Born: 1622  - Death: 1674    Located in: The Rembrandt Room

Lingelbach was a German born painter, who was an influential artist from the second generation of the Bambocciate painters. The Bamboccianti were Dutch genre painters who visited Rome in the 17th Century and captured the city’s bustling piazzas and ports. The term Bamboccianti comes from the Italian word for “puppet”, which describes the puppet-like figures of the Dutch painter Pieter van Laer (1599 – 1642), called Il Bamboccio; the name also references a physical deformity Laer had.

Lingelbach followed Laer’s style in Roman genre works, bringing his own Italianate style into influence of Northern European painters. He is one of the few Dutch painters of the Bamboccianti, whose works are documented in depth, making his influence greater in the progression of the style, (Grove Dictionary of Art). Some of his works in Rome were once attributed to Pieter van Laer, but are now rightfully claimed to be Lingelbach’s, such as his, Roman Street Scene with Card Players, (National Gallery, London). These works show the Italian influence of Caravaggio (1571 – 1610) in their realism and refined chiaroscuro effect (Enchanting the Eye, by Christopher Lloyd). This is also seen in his work, A mounteback and other figures before a locanda with a capriccio view of the Piazza del Popolo, Rome, (Royal Collection, London).

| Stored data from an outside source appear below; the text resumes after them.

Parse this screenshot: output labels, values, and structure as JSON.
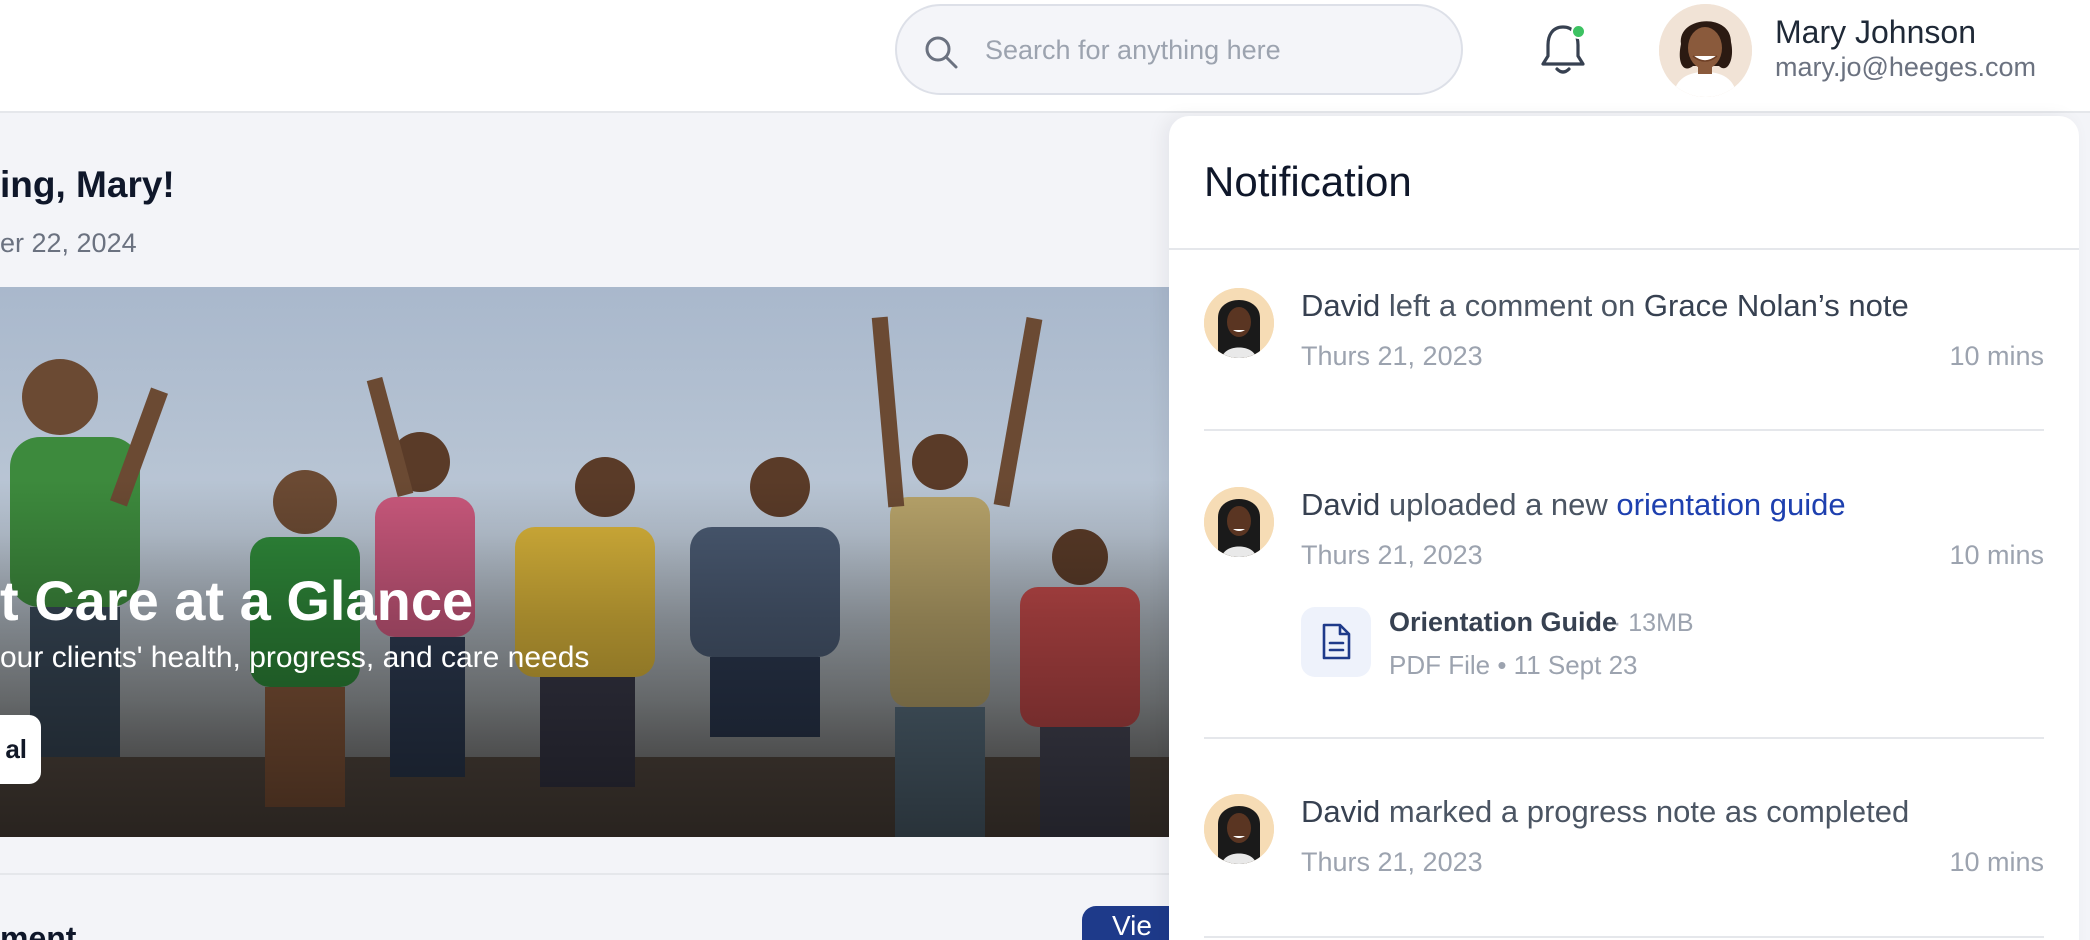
{
  "header": {
    "search": {
      "placeholder": "Search for anything here",
      "value": ""
    },
    "notification_indicator_color": "#3dc262",
    "user": {
      "name": "Mary Johnson",
      "email": "mary.jo@heeges.com"
    }
  },
  "main": {
    "greeting": "ing, Mary!",
    "date": "er 22, 2024",
    "hero": {
      "title": "t Care at a Glance",
      "subtitle": "our clients' health, progress, and care needs",
      "button_label": "al"
    },
    "section": {
      "title": "ment",
      "button_label": "Vie"
    }
  },
  "notification_panel": {
    "title": "Notification",
    "items": [
      {
        "actor": "David",
        "action": " left a comment on ",
        "target": "Grace Nolan’s note",
        "date": "Thurs 21, 2023",
        "time": "10 mins"
      },
      {
        "actor": "David",
        "action": " uploaded a new ",
        "link": "orientation guide",
        "date": "Thurs 21, 2023",
        "time": "10 mins",
        "attachment": {
          "name": "Orientation Guide",
          "size": "· 13MB",
          "meta": "PDF File • 11 Sept 23"
        }
      },
      {
        "actor": "David",
        "action": " marked a progress note as completed",
        "date": "Thurs 21, 2023",
        "time": "10 mins"
      }
    ]
  },
  "colors": {
    "accent": "#1e3a8a",
    "link": "#1e40af",
    "background": "#f3f4f8"
  }
}
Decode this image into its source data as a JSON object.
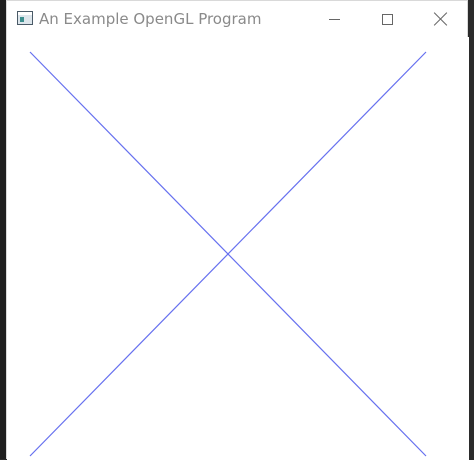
{
  "window": {
    "title": "An Example OpenGL Program"
  },
  "controls": {
    "minimize_icon": "minimize-icon",
    "maximize_icon": "maximize-icon",
    "close_icon": "close-icon"
  },
  "canvas": {
    "background_color": "#ffffff",
    "line_color": "#6670ef"
  }
}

As a youth Lingelbach was raised in Amsterdam and settled there after traveling to Italy and France. After returning to Amsterdam from Italy, around 1653, his work began to show an influence from Philips Wouwermans’ landscapes. His skill in painting genre figures is no less accomplished in his depictions of architectural and natural objects. He was often invited to paint the figures and animals within other artists landscape pieces, such as the Dutch master landscape painter, Meindert Hobbema (1638 – 1709) (Getty Center, Los Angeles). His study of architectural forms came from observing the paintings of another Bamboccianti, Viviano Codazzi, an Architectural Vedutisti, or view painter.

Lingelbach’s forms were accomplished in there effects of light and spatial accuracy, but much freer than that of Codazzi, (Kren and Marx, Web Gallery of Art). His work now in the Uffizi Gallery is a piece titled, Rest after the Hunt.